"Through Love Serve One Another" -- Galatians 5:7-15
The Tenth in a Series of Sermons on Galatians
Christ has set us free, which is why Paul exhorts the Galatians to stand firm in the face of those who seek to re-enslave them to the basic principles of the world. The freedom purchased for us (at the cost of the blood and sweat of Jesus) is a precious gift, and is therefore not to be wasted by indulging the sins of the flesh. Our freedom is to be manifest in love and service of our neighbors. For Paul, the choice is clear. Either we place our trust in the cross of Jesus Christ to find freedom–though it be a stumbling block to Jews and foolishness to Greeks–or else we fall prey to the Judaizers who would abolish the offence of the cross in order to preach a false gospel of human merit, enslaving us under the guise of restraining human sinfulness and earning favor with God.
In Galatians 5:1, Paul’s emphasis begins to shift to more practical matters–specifically the nature of the Christian life. Paul opens with an emphatic assertion; the purpose of the death of Jesus was to set believers free from the elementary principles of the world. Christ’s merits provide us with what we need to be found “right” before God (“justified”). To add the merit of human works (the basic principles of the world) to the merit earned for us by Christ is an affront to God. Our liberty in Christ is the basis for the Christian life because, as Christians, we have clean consciences before God because the guilt of our sin has been washed away by the blood of Christ. Since we are now in Christ, we are not bound by the Law as a means of earning a right standing with God. Once justified, we are free to obey the Law of God since we are no longer slaves to sin. This freedom is the basis for the Christian life.
Christian liberty ensures that we are no longer bound by “things indifferent”– those things which are not expressly prohibited in Holy Scripture, summed up in the prohibitions, “do not taste,” “do not handle,” “do not touch” (cf. Colossians 2:20-23). All those who have a right standing before God through faith in Christ are free from the elemental things which once enslaved us. Unless we are clear about this, we will not be clear about how to live the Christian life. The Judaizers in Galatia were having much success because they caused great confusion about the gospel, deceiving people to return them to slavery.
Given the fact that Christ died to set Christians free from the very things to which the Judaizers were trying to re-enslave them, Paul exhorts the Galatians, both at the beginning and end of this section, to stand firm against these false teachers, and not allow themselves to again bear the “yoke of slavery” (likely a Rabbinic phrase for obedience to the law of Moses). If anyone does return to law-keeping as a means of earning favor with God, Paul says, they will fall from grace and be severed from Christ (Gal. 5:4). This is no intermural debate. Paul tells us that justification produces freedom in Christ. Yet, the false gospel proclaimed by the Judaizers brings about slavery and bondage to the very things for which Christ died to free us. If we don’t resist them we’ll end up re-enslaved back to basic principles.

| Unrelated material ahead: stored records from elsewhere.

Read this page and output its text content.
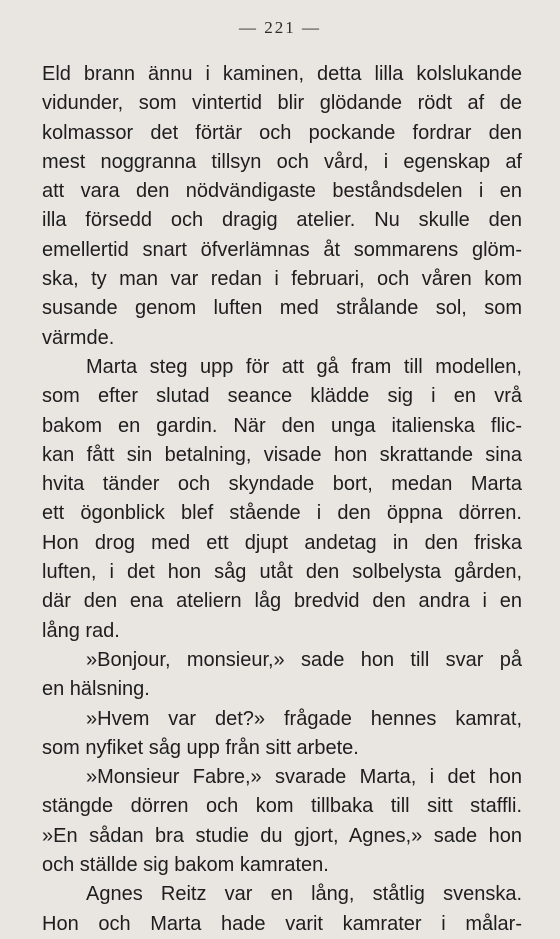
— 221 —
Eld brann ännu i kaminen, detta lilla kolslukande
vidunder, som vintertid blir glödande rödt af de
kolmassor det förtär och pockande fordrar den
mest noggranna tillsyn och vård, i egenskap af
att vara den nödvändigaste beståndsdelen i en
illa försedd och dragig atelier. Nu skulle den
emellertid snart öfverlämnas åt sommarens glöm-
ska, ty man var redan i februari, och våren kom
susande genom luften med strålande sol, som
värmde.
Marta steg upp för att gå fram till modellen,
som efter slutad seance klädde sig i en vrå
bakom en gardin. När den unga italienska flic-
kan fått sin betalning, visade hon skrattande sina
hvita tänder och skyndade bort, medan Marta
ett ögonblick blef stående i den öppna dörren.
Hon drog med ett djupt andetag in den friska
luften, i det hon såg utåt den solbelysta gården,
där den ena ateliern låg bredvid den andra i en
lång rad.
»Bonjour, monsieur,» sade hon till svar på
en hälsning.
»Hvem var det?» frågade hennes kamrat,
som nyfiket såg upp från sitt arbete.
»Monsieur Fabre,» svarade Marta, i det hon
stängde dörren och kom tillbaka till sitt staffli.
»En sådan bra studie du gjort, Agnes,» sade hon
och ställde sig bakom kamraten.
Agnes Reitz var en lång, ståtlig svenska.
Hon och Marta hade varit kamrater i målar-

But Paul is no libertine as the Judaizers were falsely contending. You can just hear them telling the Galatians in Paul’s absence, “if Paul teaches that we are justified by faith alone and not by works, what place does that leave for good works?” “If people really believe Paul, they will live lives characterized by sin and self indulgence, not good works.” You can just imagine the Judaizers pointing out to everyone who will listen those immature individuals who use the gospel as an excuse to sin, as supposed proof that Paul’s gospel is dangerous. Paul does not take the bait. Instead, he preaches the gospel of free grace, justification by faith alone, and Christian liberty louder and longer. This epistle is proof.
The problem is not that the gospel leads to license, but that those who live in such fashion do not understand, or (in certain cases) truly do not believe the gospel. Paul’s doctrine is that the faith which justifies, is also a faith which works in love, not so that we can be justified, but because we are already justified. One who trusts in the merits of Christ is set free to strive to obey the Law of God. But the religion of the Judaizers, on the other hand, is a religion of fear, doubt, and slavery.